Erase una vez, y sigue siendo, un bosque, en el que
ocurren desgracias continuamente. A la distraída Caperucita siempre la
engaña el lobo, que como lobo que es, su astucia no tiene parangón, y
manipula a la inocente niña una y otra vez ¡Madre mía qué niña tan ilusa! A
Blancanieves no hay forma de hacerle ver que la encantadora viejita que le
regala la manzana es siempre la misma mujer perversa, y eso que le
pasa cada vez que su cuento es leído. Los enanitos ya no saben cómo
hacerle entender a la niña que no se puede uno fiar de las personas que sin más
ni más te ofrecen frutas gratis. Hansel y Gretel son tan golosos que van hasta la casita de chocolate cayendo en la trampa de la
bruja que los espera, sabiendo por las veces que ha ocurrido, que no se resistirán a tan atractiva golosina. Ricitos de Oro
se pasa la vida volando por el bosque como alma que lleva el diablo, después
de haberse zampado el tazón de sopa del osito al que todas las noches deja sin cena.
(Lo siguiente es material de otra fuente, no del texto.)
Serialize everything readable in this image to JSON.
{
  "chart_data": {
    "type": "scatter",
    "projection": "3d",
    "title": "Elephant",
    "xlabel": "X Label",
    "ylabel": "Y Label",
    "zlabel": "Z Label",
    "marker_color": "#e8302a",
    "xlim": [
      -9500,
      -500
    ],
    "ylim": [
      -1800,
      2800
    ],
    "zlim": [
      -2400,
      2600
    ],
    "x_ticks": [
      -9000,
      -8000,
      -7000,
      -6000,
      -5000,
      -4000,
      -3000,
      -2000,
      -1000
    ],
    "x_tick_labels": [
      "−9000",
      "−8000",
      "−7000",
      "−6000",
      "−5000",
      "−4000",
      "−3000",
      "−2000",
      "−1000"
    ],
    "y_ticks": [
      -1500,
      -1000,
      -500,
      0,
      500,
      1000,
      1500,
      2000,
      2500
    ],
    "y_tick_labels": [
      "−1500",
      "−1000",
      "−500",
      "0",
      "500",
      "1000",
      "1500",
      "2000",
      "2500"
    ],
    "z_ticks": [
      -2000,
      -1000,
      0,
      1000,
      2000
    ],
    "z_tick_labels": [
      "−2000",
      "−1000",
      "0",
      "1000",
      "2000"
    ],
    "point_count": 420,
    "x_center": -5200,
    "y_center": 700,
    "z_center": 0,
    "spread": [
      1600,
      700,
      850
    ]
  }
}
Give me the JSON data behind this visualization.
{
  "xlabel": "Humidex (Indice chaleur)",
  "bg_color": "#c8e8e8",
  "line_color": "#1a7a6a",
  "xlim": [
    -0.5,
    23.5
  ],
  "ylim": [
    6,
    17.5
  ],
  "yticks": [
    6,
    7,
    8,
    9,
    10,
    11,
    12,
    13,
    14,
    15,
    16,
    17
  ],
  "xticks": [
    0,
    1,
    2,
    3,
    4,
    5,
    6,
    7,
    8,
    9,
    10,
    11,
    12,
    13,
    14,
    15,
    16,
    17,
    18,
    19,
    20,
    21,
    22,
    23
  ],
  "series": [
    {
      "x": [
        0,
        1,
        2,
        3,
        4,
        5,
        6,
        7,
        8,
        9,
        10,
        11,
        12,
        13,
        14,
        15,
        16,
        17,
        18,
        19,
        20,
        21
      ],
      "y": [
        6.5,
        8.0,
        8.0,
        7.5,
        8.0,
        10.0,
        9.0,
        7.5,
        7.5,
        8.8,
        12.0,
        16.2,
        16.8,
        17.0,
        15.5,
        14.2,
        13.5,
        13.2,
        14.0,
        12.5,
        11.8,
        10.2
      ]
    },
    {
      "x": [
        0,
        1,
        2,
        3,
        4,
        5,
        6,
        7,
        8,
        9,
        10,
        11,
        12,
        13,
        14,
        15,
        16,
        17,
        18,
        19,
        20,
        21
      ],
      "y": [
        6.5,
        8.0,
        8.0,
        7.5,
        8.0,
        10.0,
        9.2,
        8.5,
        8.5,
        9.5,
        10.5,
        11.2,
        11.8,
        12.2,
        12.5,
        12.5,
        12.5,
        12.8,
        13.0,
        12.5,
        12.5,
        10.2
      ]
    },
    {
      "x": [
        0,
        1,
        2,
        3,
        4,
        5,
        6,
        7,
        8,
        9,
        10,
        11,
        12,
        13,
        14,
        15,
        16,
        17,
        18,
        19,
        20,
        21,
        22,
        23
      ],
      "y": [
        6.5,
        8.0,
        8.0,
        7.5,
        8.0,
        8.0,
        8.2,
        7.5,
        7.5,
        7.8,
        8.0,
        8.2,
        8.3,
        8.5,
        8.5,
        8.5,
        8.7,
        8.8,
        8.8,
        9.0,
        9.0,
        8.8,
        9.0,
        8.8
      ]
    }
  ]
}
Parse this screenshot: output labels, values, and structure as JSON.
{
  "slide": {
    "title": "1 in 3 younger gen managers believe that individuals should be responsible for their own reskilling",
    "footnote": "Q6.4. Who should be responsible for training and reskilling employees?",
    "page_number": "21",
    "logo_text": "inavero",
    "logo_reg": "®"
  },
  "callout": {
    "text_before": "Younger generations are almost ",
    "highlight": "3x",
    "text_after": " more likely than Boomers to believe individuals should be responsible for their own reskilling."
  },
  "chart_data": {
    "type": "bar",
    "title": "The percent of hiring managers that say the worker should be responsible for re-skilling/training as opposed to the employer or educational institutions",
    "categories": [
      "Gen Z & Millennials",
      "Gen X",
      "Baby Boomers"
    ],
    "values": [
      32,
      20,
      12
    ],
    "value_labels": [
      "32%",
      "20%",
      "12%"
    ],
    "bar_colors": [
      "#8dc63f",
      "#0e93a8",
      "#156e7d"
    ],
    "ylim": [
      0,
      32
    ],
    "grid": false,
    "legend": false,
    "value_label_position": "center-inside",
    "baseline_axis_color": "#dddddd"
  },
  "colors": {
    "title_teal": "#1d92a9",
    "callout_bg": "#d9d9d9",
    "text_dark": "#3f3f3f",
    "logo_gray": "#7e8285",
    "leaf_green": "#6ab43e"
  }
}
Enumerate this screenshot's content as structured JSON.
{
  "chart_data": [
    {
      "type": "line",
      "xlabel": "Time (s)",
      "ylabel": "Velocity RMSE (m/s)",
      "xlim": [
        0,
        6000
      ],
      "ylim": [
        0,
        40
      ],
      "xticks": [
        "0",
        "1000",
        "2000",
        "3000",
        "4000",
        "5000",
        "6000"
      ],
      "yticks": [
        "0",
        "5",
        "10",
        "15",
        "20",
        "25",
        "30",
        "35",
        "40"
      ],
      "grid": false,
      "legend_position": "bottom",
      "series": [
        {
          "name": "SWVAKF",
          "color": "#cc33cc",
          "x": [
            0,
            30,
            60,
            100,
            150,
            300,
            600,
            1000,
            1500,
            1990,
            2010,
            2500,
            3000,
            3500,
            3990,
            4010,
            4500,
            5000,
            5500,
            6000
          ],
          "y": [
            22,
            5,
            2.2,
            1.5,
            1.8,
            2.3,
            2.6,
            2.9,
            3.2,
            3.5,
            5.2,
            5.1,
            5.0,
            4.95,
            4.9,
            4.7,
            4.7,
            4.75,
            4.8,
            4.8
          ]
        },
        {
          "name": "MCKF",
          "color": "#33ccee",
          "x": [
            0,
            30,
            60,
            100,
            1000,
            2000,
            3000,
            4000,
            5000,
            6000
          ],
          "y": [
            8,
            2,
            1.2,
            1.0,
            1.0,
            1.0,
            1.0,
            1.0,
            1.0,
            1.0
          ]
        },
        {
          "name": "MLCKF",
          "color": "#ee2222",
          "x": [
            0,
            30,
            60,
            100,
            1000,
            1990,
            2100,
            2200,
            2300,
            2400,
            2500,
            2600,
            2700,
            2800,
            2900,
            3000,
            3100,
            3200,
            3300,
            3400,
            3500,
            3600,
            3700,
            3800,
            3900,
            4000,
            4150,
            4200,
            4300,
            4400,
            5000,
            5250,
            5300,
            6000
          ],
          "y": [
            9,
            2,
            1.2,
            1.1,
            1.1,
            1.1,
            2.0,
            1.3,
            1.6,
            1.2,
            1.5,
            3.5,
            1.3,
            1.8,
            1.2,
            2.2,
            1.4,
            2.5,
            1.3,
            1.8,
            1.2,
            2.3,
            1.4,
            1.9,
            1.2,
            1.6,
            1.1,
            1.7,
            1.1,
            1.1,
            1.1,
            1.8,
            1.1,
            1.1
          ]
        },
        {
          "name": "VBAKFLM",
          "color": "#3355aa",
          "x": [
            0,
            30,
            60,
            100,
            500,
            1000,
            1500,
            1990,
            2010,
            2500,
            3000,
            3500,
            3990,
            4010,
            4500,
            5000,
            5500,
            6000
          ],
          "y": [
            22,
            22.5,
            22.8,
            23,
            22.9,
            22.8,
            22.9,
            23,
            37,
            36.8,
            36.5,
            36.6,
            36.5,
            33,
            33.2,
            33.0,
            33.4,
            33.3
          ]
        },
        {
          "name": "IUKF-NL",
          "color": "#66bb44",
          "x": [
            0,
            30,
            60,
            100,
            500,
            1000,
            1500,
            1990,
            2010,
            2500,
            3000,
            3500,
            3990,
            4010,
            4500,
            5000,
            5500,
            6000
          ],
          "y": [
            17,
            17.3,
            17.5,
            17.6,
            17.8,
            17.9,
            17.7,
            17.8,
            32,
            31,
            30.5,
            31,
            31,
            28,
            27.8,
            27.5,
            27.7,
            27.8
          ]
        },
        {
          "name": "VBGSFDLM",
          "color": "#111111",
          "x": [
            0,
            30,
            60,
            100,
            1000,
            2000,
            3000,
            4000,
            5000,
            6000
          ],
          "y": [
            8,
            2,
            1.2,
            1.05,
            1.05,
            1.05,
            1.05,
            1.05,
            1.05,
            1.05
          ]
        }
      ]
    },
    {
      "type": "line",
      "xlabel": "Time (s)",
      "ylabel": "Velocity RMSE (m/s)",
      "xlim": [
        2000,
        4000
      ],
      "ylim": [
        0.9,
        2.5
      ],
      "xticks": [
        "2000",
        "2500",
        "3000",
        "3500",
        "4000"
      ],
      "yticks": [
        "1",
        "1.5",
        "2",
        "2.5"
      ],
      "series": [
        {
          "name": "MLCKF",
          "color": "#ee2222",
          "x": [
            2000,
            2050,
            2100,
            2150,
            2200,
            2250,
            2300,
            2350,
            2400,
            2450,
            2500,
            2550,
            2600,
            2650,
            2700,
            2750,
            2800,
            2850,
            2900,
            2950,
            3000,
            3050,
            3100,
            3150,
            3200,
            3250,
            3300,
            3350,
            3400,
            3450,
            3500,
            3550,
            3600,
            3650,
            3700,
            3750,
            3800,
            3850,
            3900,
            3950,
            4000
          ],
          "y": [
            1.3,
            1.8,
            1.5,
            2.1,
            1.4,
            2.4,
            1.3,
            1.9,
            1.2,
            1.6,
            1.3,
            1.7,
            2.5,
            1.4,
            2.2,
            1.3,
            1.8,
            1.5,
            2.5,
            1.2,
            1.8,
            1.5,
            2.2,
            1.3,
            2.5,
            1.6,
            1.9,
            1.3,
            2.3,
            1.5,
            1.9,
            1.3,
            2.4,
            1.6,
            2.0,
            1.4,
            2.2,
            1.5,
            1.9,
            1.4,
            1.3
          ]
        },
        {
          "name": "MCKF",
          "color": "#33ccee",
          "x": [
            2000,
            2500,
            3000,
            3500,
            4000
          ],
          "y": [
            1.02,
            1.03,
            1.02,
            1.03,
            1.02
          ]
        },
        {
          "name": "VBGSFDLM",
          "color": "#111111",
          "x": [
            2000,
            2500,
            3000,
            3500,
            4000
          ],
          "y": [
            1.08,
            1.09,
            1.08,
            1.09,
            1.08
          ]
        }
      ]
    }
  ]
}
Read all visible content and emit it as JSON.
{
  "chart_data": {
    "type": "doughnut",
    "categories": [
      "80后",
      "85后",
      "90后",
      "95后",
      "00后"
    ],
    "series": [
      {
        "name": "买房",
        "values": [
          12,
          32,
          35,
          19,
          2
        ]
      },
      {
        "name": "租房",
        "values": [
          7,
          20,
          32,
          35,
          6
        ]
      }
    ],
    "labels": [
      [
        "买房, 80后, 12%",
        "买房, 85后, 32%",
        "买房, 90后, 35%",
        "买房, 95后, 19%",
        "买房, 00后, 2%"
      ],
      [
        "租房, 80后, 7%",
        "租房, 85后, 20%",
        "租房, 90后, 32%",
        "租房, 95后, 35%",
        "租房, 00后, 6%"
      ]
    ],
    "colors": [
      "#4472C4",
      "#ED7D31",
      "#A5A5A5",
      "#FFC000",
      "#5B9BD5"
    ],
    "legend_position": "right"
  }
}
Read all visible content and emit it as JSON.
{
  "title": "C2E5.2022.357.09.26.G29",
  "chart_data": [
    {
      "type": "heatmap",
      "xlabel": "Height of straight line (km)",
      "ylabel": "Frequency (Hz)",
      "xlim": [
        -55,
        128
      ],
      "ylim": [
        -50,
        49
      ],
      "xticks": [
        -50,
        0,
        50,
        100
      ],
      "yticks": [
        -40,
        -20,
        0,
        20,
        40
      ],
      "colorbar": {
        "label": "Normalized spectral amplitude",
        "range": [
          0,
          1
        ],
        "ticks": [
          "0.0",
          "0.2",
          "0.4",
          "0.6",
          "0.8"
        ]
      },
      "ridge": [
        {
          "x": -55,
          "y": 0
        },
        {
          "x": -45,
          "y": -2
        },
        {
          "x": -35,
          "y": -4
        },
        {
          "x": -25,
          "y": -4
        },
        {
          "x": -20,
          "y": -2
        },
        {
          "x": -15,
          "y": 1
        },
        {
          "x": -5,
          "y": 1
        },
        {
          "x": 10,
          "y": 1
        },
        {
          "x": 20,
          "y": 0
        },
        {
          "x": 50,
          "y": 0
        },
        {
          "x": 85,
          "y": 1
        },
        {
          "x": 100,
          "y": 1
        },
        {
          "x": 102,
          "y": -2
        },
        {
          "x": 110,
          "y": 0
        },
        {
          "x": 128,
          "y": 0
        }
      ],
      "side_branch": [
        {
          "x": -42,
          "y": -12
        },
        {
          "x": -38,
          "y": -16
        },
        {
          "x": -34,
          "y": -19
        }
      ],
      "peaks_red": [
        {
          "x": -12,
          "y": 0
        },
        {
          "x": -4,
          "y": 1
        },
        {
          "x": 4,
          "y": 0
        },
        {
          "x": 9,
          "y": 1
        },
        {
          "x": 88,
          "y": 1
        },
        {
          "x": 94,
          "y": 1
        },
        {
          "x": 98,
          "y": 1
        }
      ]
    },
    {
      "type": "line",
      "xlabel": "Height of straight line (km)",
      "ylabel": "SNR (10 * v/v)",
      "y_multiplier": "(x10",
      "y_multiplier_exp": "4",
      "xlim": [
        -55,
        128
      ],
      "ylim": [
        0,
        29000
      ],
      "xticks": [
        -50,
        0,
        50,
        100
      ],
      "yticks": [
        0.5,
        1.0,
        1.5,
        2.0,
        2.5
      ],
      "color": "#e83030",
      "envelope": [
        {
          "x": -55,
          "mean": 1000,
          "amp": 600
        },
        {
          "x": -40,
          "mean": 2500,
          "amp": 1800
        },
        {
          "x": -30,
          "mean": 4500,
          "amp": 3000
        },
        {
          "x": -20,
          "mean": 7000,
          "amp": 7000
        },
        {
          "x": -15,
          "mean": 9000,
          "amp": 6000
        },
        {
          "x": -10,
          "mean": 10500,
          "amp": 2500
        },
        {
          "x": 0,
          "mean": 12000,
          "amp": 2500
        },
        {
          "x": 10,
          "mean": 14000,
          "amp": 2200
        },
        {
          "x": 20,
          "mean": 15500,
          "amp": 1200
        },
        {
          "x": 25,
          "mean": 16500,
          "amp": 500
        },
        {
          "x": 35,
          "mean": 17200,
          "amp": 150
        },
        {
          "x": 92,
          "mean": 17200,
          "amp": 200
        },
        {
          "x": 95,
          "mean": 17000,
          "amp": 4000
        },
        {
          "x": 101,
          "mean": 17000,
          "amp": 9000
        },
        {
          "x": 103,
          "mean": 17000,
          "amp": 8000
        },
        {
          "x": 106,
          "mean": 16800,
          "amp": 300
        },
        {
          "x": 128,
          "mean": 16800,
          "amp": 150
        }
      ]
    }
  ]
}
El gato con botas es bastante espabilado y sin su ayuda el tontorrón
de su dueño no sería nunca el Marqués de Carabás, y no poseería las
tierras y el castillo del ogro, que convertido en ratón es devorado por el gato astuto, sin el cual, el hijo del molinero no llegará a ninguna parte y
lo tendremos lamentándose, y dando vueltas y vueltas por los caminos sin fin, con lo que el cuento se haría muy pesado. La Cenicienta y la Bella Durmiente
son casos aparte porque ni pasean por el bosque ni tienen carácter para
imponerse al autor de sus cuentos, y, mientras la primera no protesta nunca por
el ingrato papel que le ha tocado, ni busca una solución, sino que se
deja llevar por la comodidad de que el Hada Madrina aparezca con su varita
mágica, la segunda pasa de todo, y se pone a dormir despertándose
ya cuando todo está acabando.
Pero volviendo al tema del bosque hay que
romper una lanza en favor de los malos porque sin ellos los cuentos serían de
una cursilería empalagosa. Así que demos las gracias al lobo cuya voracidad es insaciable y puede almorzarse a la abuela y a seis cabritillos sin que se
resienta su estilizado aspecto; a las brujas, incansables inventoras de
malignidades; a los gigantes cuyas botas
pueden alcanzar las mayores velocidades, sin necesidad de repostar; y al enano saltarín, un egocéntrico y narcisista
cuya ilusión es ser servido por un príncipe para presumir de poder, ¡cuántos
enanos saltarines hemos encontrado fuera de las páginas de los cuentos!; a los malvados cisnes que no se reconocen en
sus descendientes; a las madrastras crueles; a los ogros, en fin, a todos los
que lograban hacernos pasar miedo que es un sentimiento muy humano. Y como
siempre teníamos un final feliz no había nada que temer.